Nel corso dell’ultimo anno si sono succedute alcune sentenze della Corte di Cassazione sul tema della corretta interpretazione del comma 3 dell’articolo 6 del DPR 633/72, il quale stabilisce che, ai fini IVA, “le prestazioni di servizi si considerano effettuate all'atto del pagamento del corrispettivo”.
Le questioni sotto osservazione sono due: il momento in cui l’IVA diventa esigibile e il momento in cui sorge l’obbligo di fatturazione, nel caso specifico della prestazione di servizi.
Prima del 2020 sulla questione si è discusso poco. La chiarezza formale del disposto normativo permette una lettura letterale, in base alla quale si può presumere che entrambi questi obblighi scaturiscano nel momento in cui si riceva il pagamento del corrispettivo.
Bisogna premettere che in tema d’IVA la normativa italiana non rappresenta altro che l’atto di recepimento delle direttive europee, essendo l’IVA una imposta armonizzata; e talune sue specificità, come questa, sono possibili solo come deroghe ammesse dalle direttive stesse, cosa che ad ogni effetto è il comma 3 dell’articolo 6 del DPR 633/72.
La Direttiva 2006/112/CE del Consiglio del 28 novembre 2006, quella attualmente in vigore, ma sul punto di contenuto analogo alla precedente, ci dice che, in caso di effettuazione di prestazione di servizi, il fatto generatore dell’imposta e l’esigibilità di questa si concretizzano nel momento in cui la prestazione di servizi è effettuata, ma l’esigibilità può essere spostata, dagli Stati, fino al momento del pagamento. Scelta che il legislatore italiano ha fatto per tutte le prestazioni di servizi, con una vecchia sentenza della della Corte di giustizia europea del 26 ottobre 1995 (causa C144/94), che confermava la liceità della deroga generalizzata attuata dall’Italia in sede di recepimento della direttiva originaria.

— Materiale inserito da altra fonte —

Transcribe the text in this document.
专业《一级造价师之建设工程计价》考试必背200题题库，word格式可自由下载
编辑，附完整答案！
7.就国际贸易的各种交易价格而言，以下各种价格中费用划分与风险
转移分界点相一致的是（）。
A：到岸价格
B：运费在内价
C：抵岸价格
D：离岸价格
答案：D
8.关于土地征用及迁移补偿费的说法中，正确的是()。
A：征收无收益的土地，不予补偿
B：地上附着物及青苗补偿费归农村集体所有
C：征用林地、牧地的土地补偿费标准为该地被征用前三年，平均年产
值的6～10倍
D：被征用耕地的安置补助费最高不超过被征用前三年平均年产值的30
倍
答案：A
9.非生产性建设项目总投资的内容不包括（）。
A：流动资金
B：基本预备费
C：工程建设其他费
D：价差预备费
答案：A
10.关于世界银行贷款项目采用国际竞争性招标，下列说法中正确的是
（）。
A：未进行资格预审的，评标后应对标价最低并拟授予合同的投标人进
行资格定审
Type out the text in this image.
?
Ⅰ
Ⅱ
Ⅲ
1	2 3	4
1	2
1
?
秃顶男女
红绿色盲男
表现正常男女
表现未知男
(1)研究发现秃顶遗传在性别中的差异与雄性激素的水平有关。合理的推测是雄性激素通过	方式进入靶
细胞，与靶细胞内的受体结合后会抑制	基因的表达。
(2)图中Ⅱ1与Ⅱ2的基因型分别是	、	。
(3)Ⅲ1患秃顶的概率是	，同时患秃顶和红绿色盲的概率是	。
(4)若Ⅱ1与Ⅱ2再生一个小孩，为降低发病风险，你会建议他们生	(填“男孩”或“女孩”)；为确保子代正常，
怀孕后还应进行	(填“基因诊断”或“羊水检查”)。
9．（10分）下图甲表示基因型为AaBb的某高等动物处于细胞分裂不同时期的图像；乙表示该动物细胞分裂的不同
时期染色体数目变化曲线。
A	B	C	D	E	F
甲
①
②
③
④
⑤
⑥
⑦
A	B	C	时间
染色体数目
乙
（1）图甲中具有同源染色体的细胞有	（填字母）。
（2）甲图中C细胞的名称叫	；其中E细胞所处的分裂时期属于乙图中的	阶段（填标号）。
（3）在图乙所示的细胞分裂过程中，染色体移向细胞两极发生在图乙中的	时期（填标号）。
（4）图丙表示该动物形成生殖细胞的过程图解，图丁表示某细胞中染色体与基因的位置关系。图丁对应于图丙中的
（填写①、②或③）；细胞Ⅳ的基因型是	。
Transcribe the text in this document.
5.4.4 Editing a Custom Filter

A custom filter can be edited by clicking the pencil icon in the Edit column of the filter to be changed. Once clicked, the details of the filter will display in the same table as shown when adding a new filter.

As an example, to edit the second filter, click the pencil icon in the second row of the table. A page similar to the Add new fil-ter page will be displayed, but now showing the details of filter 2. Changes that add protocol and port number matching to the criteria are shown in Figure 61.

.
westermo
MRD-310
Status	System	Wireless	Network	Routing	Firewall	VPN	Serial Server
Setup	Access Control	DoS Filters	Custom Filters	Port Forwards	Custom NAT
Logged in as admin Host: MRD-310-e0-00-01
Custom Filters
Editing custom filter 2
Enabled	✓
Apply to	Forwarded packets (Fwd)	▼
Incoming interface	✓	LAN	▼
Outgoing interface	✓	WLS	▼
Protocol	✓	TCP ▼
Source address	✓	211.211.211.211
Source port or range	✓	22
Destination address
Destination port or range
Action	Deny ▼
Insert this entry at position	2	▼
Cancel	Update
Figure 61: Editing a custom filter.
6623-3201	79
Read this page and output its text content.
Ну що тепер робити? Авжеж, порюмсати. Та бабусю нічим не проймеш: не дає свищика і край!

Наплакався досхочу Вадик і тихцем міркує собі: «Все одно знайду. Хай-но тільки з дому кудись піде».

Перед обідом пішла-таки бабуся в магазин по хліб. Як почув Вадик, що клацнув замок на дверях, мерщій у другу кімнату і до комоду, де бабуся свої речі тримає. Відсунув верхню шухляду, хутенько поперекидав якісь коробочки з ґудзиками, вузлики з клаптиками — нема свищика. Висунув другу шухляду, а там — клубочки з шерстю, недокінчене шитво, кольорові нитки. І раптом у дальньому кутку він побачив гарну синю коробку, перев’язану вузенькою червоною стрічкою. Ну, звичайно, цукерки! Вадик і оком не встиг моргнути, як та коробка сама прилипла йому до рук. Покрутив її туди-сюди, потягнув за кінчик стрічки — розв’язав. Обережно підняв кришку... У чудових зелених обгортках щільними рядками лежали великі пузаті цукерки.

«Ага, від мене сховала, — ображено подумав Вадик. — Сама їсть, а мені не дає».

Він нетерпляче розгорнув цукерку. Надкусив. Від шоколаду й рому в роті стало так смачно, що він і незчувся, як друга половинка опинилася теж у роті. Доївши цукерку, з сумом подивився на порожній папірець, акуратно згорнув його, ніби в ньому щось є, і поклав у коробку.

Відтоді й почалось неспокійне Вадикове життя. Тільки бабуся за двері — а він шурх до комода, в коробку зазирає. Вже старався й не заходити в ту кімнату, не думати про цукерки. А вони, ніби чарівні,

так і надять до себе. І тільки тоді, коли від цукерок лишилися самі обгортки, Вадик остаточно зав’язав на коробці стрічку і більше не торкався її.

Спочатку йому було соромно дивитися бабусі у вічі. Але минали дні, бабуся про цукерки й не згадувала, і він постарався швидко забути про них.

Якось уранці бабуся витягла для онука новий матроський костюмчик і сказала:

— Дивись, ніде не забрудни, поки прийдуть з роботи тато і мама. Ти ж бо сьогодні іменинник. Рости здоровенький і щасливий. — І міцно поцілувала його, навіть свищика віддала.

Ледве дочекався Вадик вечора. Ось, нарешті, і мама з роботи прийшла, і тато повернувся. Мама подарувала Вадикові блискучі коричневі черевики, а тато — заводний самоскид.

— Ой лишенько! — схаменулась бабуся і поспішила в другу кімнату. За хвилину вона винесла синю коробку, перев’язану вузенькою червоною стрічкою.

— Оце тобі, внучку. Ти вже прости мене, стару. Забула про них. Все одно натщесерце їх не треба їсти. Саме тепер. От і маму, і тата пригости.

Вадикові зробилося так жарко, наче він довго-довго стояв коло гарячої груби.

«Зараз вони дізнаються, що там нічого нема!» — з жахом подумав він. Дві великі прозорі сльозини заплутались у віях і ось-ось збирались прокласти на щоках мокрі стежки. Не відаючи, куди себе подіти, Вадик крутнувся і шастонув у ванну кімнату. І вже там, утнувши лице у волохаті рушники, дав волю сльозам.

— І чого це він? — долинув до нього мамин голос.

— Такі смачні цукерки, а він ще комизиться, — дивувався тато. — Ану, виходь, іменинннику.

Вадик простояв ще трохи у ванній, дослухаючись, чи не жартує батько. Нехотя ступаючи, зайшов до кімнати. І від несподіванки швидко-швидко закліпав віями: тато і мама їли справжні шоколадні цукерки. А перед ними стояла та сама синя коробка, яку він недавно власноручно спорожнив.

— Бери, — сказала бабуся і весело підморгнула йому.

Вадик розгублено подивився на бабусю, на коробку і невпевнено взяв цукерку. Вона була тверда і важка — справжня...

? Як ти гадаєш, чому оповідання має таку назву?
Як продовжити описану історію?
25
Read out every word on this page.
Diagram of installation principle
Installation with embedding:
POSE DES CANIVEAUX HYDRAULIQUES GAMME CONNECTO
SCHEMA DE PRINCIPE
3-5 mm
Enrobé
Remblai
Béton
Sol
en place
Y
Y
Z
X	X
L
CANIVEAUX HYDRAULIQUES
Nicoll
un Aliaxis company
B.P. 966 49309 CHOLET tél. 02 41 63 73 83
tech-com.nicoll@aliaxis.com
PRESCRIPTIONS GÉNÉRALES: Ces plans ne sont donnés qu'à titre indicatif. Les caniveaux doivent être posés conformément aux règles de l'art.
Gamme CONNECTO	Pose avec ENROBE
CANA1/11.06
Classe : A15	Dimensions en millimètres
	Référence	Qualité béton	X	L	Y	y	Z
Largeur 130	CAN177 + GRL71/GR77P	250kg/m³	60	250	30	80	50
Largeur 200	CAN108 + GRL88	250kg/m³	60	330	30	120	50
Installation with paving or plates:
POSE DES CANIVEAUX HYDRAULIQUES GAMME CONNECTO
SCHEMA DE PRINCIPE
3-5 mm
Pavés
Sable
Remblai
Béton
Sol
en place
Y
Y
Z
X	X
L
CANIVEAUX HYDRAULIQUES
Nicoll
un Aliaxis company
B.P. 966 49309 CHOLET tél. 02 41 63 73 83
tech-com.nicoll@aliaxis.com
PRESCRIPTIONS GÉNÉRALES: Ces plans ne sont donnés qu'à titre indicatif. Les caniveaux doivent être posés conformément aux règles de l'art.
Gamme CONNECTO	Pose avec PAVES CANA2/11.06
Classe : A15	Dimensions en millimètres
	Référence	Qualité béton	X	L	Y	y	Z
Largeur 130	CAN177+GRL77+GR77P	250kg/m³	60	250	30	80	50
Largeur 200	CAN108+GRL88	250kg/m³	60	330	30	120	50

Qualcuno potrebbe pensare che sul tema ci sarebbe poco da dire, ma, a partire dal 2020, l’interpretazione corretta del comma 3 dell’articolo 6 del DPR 633/72 è in discussione in Cassazione, con un orientamento che non appare consolidato.
Il perno della questione è che, se è vero che l’esigibilità si realizza al momento del pagamento del corrispettivo, il fatto generatore dell’imposta però rimane l’espletamento del servizio.
L’interpretazione dei giudici di legittimità talvolta è di stampo più letterale, come nel caso della sentenza 1468/2020, altre volte più elastico, come nel caso dell’ordinanza 26650/2020; la recente sentenza numero 9064 del 1 aprile 2021 sembra assumere, invece, una posizione di mediazione tra interpretazioni tendenti alla divergenza.
La sentenza 9064/2021, sulla questione, prima ribadisce che “l’orientamento secondo il quale le prestazioni di servizi si considerano effettuate soltanto all'atto del relativo pagamento, cosicché prima di tale momento non sussiste alcun obbligo, ma solo la facoltà di emettere fattura, non è allineato alle sezioni unite e alla giurisprudenza unionale”, di fatto chiudendo la porta alla lettura più letterale della norma; ma al contempo mette un limite alle più elastiche interpretazioni stabilendo un principio di diritto in base al quale il “fatto generatore dell'obbligazione tributaria, che comporta l'obbligo di fatturazione, in caso di prestazione di servizi è costituito dalla materiale esecuzione della prestazione, laddove il pagamento del corrispettivo identifica esclusivamente il momento di esigibilità dell'imposta, ossia quello di riscossione, nonché […] il termine per l'adempimento dell'obbligo di emettere la fattura".
Si stabilisce quindi, in coerenza con la base normativa europea, che il fatto generatore dell’imposta sia l’effettuazione della prestazione dei servizi, dalla quale sorge l’obbligazione tributaria e l’obbligo di emettere fattura; ma l’imposta diventerà effettivamente esigibile nel momento in cui avverrà il pagamento, e l’obbligo di emettere fattura potrà essere rimandato fino al medesimo momento.
Questa posizione interpretativa dei giudici di legittimità sembra rappresentare una mediazione tra letture più definite. E se è vero che per la generalità dei casi questa posizione può rappresentare una diversa interpretazione di diritto senza implicazioni pratiche, rispetto all’interpretazione più letterale della norma, per alcuni casi specifici le implicazioni pratiche possono invece esserci, come fa notare la stessa Corte, come in caso di procedura fallimentare: ad esempio, in questo caso, con questa lettura del disposto normativo, secondo la Corte è da escludere che “il pagamento e la conseguente fatturazione avvenuti in corso di procedura della prestazione di un professionista che sia stata svolta prima della procedura comporti la qualificazione come debito di massa del credito di rivalsa dell’IVA”.